The stock markets have proposed[1] to tighten the market-wide circuit breakers that halt trading in the equity markets. The proposals were prompted, in large part, by the May 6, 2010 Flash Crash and were heavily influenced by recommendations of the Joint CFTC-SEC Advisory Committee on Emerging Regulatory Issues.[2] The proposals would update the market-wide circuit breakers by:
- Decreasing the circuit breakers to 7%, 13%, and 20% market drops. Thus, the circuit breakers will halt all trading in stocks when index values fall 7%, 13%, and 20% in a day, rather than 10%, 20%, and 30%, as is the case today. According to Bloomberg, since October 1987, the proposed 7% thresholds would have been triggered 10 times, including on May 6, 2010 and on five days in October 2008.[3]
- Using the S&P 500 – not the Dow Jones Industrial Average – as the circuit breaker benchmark.

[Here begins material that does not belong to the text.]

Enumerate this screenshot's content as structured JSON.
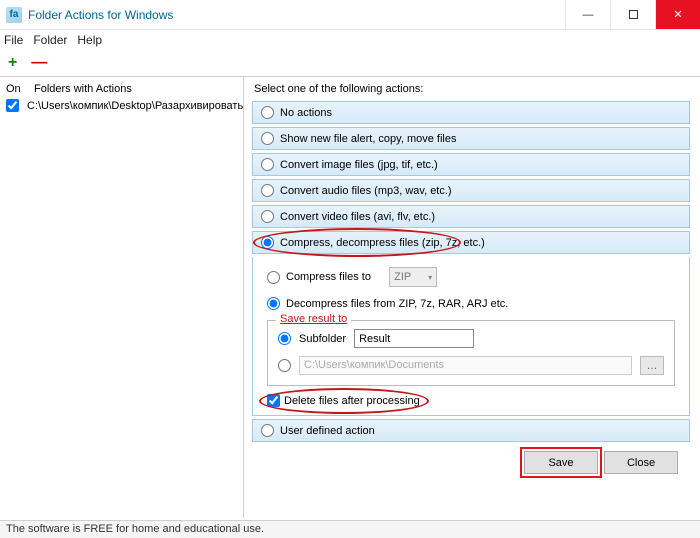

The proposals note that the S&P 500 represents a broader base of securities against which to measure whether extraordinary market-wide volatility is occurring.
- Recalculating the circuit breaker thresholds on a daily – not quarterly – basis. This change seeks to ensure that the thresholds relate to current market conditions.
- Allowing trading halts only once per day. For example, if trading was halted because of a Level 1 decline, trading would not halt again unless a Level 2 decline occurred. Similarly, if trading was halted because of a Level 2 decline, trading would not halt again unless a Level 3 decline occurred.
- Shortening the length of the Level 1 halts, as well as the Level 2 halts that do not close the market, to 15 minutes.
- Allowing a trading halt up to 3:25 p.m. Current exchange rules provide that a Level 1 or Level 2 trading halt cannot be triggered after 2:30 p.m. because of potential problems relating to the closing process. In their proposals, the exchanges noted that even if the May 6, 2010 market decline reached the current Level 1 decline threshold of 10%, a trading halt would not have been triggered under the current rules because the market decline occurred after 2:30 p.m.
- Addressing how trading will reopen following a Level 1 or Level 2 trading halt. If the primary market for a security cannot restart trading in the security within 15 minutes after the end of a trading halt, other markets can begin trading in the security.
The futures markets are expected to propose parallel changes to the market-wide circuit breakers that halt trading in the futures markets.
[1] The proposals of the national securities exchanges and FINRA are available here on the SEC’s website.
[2] See Summary Report of the Joint CFTC-SEC Advisory Committee on Emerging Regulatory Issues, Recommendations Regarding Regulatory Responses to the Market Events of May 6, 2010 (Feb. 18, 2011). Markets have been halted only once under the current market-wide circuit breakers, on October 27, 1997.
[3] Nina Mehta, SEC Proposes Cutting Threshold for Marketwide Trading Halts, Bloomberg (Sept. 27, 2011).